Saturday, May 22, 2010

Next work in progress

The First Few Days






Two Weeks Before Evelyn Is Born:



Doc: I really want it to be just the three of us for a while.

Me: Ok, and I just REALLY want my mom to be there.

Doc: I don’t think it’s unreasonable to want some time to be our own little family before everyone shows up and wants to hold her. This is a big deal for us. I think it’s fair for me to want that. Maybe after a week.

Me: A week? Are you crazy. I’ll give you 48 hours. That’s fair. 2 days.

Doc: Ok. 2 days.



12 Hours after Evelyn’s Birth:



Doc: Why isn’t your mom here yet ?

Me: She’s driving as fast as she can. She’ll be here by 1….I hope.

Doc: I’m so tired. Can’t…stay….awake…..



Downside of a homebirth and having your baby all to yourself? No sleep. None. Those assholes in scrubs I mentioned earlier? They aren’t going to take care of my baby for me so I can rest. Nope. Doc and I are running on 4 hours of sleep to last us two days. Evelyn isn’t in a nursery. She’s right there next to me. After being up all night and all day in labor, I was ready to sleep for a week. Evelyn however, after resting for 9 months, decided to see the world, starting now. No newborn nap for her.

Doc stayed up as long as he could and I stayed up most the night checking on her every 10 seconds to make sure she was still breathing. All I wanted was my mom to show up and take her between nursing times so I could sleep. Just a little sleep. That’s all I needed. That 48 hour period of just our little family, could have been 48 minutes. 48 minutes would have been just fine.
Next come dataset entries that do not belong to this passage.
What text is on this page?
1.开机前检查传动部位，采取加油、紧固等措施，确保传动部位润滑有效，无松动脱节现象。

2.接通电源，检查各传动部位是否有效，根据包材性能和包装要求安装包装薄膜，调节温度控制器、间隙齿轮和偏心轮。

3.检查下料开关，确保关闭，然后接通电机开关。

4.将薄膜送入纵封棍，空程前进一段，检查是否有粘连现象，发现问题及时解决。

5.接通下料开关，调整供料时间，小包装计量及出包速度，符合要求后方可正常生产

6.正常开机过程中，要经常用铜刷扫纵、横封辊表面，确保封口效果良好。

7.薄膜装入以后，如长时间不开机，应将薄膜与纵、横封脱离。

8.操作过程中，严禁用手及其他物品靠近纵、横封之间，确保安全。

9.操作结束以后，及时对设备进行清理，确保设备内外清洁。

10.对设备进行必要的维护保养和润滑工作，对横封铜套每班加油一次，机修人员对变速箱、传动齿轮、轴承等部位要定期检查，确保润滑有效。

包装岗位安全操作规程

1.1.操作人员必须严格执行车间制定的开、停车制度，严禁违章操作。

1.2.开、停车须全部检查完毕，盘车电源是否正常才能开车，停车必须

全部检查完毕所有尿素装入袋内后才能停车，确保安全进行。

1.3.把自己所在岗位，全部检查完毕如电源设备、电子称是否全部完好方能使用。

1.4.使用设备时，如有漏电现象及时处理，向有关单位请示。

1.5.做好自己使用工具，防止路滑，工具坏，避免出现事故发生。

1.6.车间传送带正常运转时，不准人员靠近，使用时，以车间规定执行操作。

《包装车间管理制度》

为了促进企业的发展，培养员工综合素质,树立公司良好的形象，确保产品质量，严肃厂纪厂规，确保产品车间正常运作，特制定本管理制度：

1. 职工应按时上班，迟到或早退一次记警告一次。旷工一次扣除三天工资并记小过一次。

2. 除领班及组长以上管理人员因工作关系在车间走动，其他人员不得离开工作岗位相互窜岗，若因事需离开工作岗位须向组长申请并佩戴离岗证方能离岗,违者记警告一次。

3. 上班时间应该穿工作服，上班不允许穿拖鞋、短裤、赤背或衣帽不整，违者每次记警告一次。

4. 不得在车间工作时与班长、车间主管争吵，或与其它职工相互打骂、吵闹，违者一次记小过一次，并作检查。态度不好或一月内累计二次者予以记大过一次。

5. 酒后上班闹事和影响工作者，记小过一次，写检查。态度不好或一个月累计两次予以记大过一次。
What I needed was for my superhuman mother to show up and save my ass.

My mother is my hero. She’s also crazy. Her first date with my father was a motorcycle race that resulted in him crashing, going to the hospital, and being bedridden for a week. She biked 100 miles through the West Texas Desert when she was 50. She also hiked the Pecos Wilderness 8 months pregnant. Interestingly enough, she also knew how to make the best spiced pecans in the world every Christmas and was a sugar cookie genius. She was like Martha Stewart meets Juliet Gordon Low meets Davie Crocket. Maintenance extraordinaire and mother of five, she was my inspiration for self-sufficiency.





My mom doesn’t have what you might call, sympathy. She lives by the 48 hour grace period rule. If you have not fully recovered in 48 hours, tough shit. Get over it.

Evelyn latched on, and the raw, sharp pain that shot through me made me grind my teeth loud enough I knew she could here. I tried to shut my eyes hard enough that you wouldn’t see the tears forming.

“Is her tongue underneath your nipple?” Doc asked, glancing back down at the “how to latch” section of my breastfeeding guidebook.

“Yeeeessssss” I tried to get the whole word out without my voice shaking as Evelyn guzzled.

“Maybe she’s not opening her mouth wide enough.”

“She’s latched right….it just hurts.”

“Well, are you sure that you-“

“Just stop. Honey. She has been latching right and as you can see….it’s not okay.”

My mom crossed her arms, “I’m sorry honey. I know it’s horrible. I remember sitting there crying thinking ‘OH MY GOD’. It gets worse before it gets better.”

Worse? How can it get worse? My mom and husband are staring at my cracked, sore nipples and I’m trying to feed my baby but fighting the urge to cry like a freaking baby. It doesn’t get worse. It can’t possibly get worse.

It got worse.

1 comment:

  1. LOL @MattFowler for such an ambitious goal. 1 week just to three of you? Maybe in a world without poverty and war.